Neuss Ende einer Legende: VfR ab Juli ohne Stadion

Neuss · Der Traditionsclub kündigt ein Bürgerbegehren gegen die Schließung des Platzes an. Bislang ist kein Verein bereit, dem VfR Platz anzubieten.

 Ralf Criens, seit 1996 Platzwart im Stadion des VfR an der Hammer Landstraße, hat dort nicht mehr lange zu tun. Der Betrieb wird eingestellt.

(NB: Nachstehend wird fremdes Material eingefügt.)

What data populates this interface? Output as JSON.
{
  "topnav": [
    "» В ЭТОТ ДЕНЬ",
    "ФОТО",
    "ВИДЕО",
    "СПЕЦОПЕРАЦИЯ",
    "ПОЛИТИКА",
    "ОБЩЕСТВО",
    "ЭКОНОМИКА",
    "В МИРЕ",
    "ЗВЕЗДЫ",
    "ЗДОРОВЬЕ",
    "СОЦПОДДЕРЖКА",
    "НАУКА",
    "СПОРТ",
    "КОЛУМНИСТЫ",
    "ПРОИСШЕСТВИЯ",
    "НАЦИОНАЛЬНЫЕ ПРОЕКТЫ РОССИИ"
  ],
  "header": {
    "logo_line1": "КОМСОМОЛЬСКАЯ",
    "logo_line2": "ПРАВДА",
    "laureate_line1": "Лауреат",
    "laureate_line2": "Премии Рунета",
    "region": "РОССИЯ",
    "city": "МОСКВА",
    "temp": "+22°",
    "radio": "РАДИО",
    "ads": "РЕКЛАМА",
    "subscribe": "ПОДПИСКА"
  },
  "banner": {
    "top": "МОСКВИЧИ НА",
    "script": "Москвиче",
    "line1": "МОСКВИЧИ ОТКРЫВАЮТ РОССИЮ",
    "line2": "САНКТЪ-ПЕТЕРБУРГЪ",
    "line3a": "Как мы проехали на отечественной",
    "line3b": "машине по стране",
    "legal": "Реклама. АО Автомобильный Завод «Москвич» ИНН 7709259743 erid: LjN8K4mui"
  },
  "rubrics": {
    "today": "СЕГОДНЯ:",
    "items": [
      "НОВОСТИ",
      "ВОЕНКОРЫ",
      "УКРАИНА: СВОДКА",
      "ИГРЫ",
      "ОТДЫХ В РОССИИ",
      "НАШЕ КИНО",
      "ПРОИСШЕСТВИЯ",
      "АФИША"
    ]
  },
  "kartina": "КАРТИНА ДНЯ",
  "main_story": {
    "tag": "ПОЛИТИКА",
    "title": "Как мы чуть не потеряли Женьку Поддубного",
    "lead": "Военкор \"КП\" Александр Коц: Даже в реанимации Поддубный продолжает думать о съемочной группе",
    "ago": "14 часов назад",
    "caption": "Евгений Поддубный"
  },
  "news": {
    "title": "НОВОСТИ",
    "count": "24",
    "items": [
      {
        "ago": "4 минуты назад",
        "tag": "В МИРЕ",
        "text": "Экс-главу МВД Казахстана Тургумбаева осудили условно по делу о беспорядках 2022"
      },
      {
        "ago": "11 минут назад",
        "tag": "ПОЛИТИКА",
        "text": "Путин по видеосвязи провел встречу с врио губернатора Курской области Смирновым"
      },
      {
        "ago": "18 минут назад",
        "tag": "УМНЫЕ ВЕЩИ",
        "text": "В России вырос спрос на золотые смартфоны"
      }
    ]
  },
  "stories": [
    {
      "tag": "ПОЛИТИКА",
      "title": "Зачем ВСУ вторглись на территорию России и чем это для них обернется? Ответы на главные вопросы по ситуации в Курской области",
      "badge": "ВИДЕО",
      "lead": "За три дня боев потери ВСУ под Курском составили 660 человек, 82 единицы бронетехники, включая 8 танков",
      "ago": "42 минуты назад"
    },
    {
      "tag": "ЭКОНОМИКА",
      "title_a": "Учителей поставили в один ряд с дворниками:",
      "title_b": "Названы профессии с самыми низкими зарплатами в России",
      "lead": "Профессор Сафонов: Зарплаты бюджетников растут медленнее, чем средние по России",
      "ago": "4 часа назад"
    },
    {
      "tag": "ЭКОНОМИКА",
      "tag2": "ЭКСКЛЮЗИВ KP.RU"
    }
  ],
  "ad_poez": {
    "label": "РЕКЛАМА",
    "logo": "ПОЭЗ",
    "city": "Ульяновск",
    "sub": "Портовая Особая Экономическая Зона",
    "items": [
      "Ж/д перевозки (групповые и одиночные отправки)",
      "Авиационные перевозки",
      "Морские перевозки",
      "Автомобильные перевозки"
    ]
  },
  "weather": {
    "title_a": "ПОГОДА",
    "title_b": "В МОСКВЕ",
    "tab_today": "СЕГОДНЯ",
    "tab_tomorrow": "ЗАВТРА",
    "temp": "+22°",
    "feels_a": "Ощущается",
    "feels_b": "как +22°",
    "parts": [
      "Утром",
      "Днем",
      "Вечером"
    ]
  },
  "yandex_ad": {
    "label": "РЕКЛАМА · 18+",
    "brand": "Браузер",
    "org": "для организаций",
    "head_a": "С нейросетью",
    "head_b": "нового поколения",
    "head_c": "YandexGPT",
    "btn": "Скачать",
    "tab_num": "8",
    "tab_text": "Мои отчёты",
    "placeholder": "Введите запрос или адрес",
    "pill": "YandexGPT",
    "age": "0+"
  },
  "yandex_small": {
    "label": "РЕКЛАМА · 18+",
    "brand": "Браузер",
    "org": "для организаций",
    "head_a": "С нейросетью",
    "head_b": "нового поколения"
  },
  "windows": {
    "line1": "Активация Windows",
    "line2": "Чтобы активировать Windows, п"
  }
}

Ralf Criens, seit 1996 Platzwart im Stadion des VfR an der Hammer Landstraße, hat dort nicht mehr lange zu tun. Der Betrieb wird eingestellt.

Foto: woi

Der VfR Neuss wird ein Vorstadtverein. Erst wurde vormittags die Vereinsführung und dann am Abend auch der Sportausschuss mit der Nachricht überrascht, dass das Stadion an der Hammer Landstraße, die Heimstätte des Vereins für Rasensport, zum 1. Juli aufgegeben wird. Allein aus Kostengründen, wie Sportreferent Uwe Talke betonte.

Erfttal, Norf und vor allem Weckhoven, wo die Bezirkssportanlagen nach Ansicht der Verwaltung nicht ausgelastet sind, sind als Alternative im Gespräch. Aber nicht nur der sportlich bis in die Kreisliga A abgestürzte ehemalige Renommierclub VfR 06, der sogar von einem Bürgerbegehren spricht, kündigt Widerstand an.

Mit der Schließung setzt die Stadtverwaltung einen Ratsbeschluss aus dem Jahr 2010 um, dessen "Vollstreckung" damals ausgesetzt worden war. Jetzt, unter dem Druck des Haushaltskonsolidierungskonzeptes, wird dieser Punkt wieder aufgegriffen. Jährliche Ersparnis: 157 000 Euro. Das entspricht einem Drittel der Summe, die laut Konzept bei den Sportanlagen jährlich gespart werden soll. Gehofft wird dabei darauf, dass sich aus der Übertragung der Sportanlagen von der Stadt auf die Stadtwerke-"Tochter" Neusser Eissporthallen und Bäder ein weiterer Einspareffekt ergibt. Doch von der "Front" gibt es nichts Neues.

Dass die Umsetzung der Schließungsanordnung und die Verpflanzung des VfR kein Spaziergang für die Verwaltung wird, wurde spätestens im Sportausschuss klar. Heinz Sahnen (CDU) bestritt namens der SG Erfttal die in der Sportstättenanalyse genannten Zahlen, während Thomas Lang als Vorsitzender des BV Weckhoven ein anderes Problem drückt: der im Vorjahr zwischen Stadt und Vereinen geschlossene Mitverantwortungsvertrag, der den BV Weckhoven ab 17 Uhr zum Hausherrn macht. "Wir werden nicht Hausmeister für den VfR spielen", stellte er klar. Dafür müsse sich die Stadt jemand anderen suchen.

Hermann-Josef Baaken, Vorsitzender des TSV Norf, fragte sich, ob es "vernünftig ist, einen Chaos-Verein wie den VfR nach Norf zu holen". Er sperrt sich aber nicht, würde das Thema Hausrecht aber anders handhaben: "Ich erwarte, dass sich ein Verein, der zu uns kommt, an unsere Spielregeln hält."

Im Ausschuss hatte man ein solches Echo wohl erwartet. Und so kritisierten auch Politiker aller Fraktionen den "Fahrplan" der Sportverwaltung, die eine Schließung in den Raum stellt, ohne dass eine Lösung für die dadurch entstehende Situation vorbereitet ist. Ja, es sei mehr als unglücklich, dass mit den Vereinen vorab darüber nicht gesprochen wurde. Während sich Vorsitzende wie Baaken darüber empört zeigten, fühlen sich der VfR-Vorsitzende Günter Thiele und sein Sprecher Uwe Jansen regelrecht hinters Licht geführt. Sie seien zu einem "Kennenlern-Gespräch" eingeladen worden, sollten mit der Verwaltung über Trainingspläne sprechen, führten sie gestern auch auf der VfR-Internetseite aus. Doch im Rathaus ging es dann nur um Sparpläne. "Das konterkariert nicht nur unser Jugendkonzept, sondern auch unsere Marketingstrategie", sagt Thiele. Und er fragt sich: "Welcher Platz, welcher Verein wird als nächstes vom Neusser Spar-Tsunami weggespült?"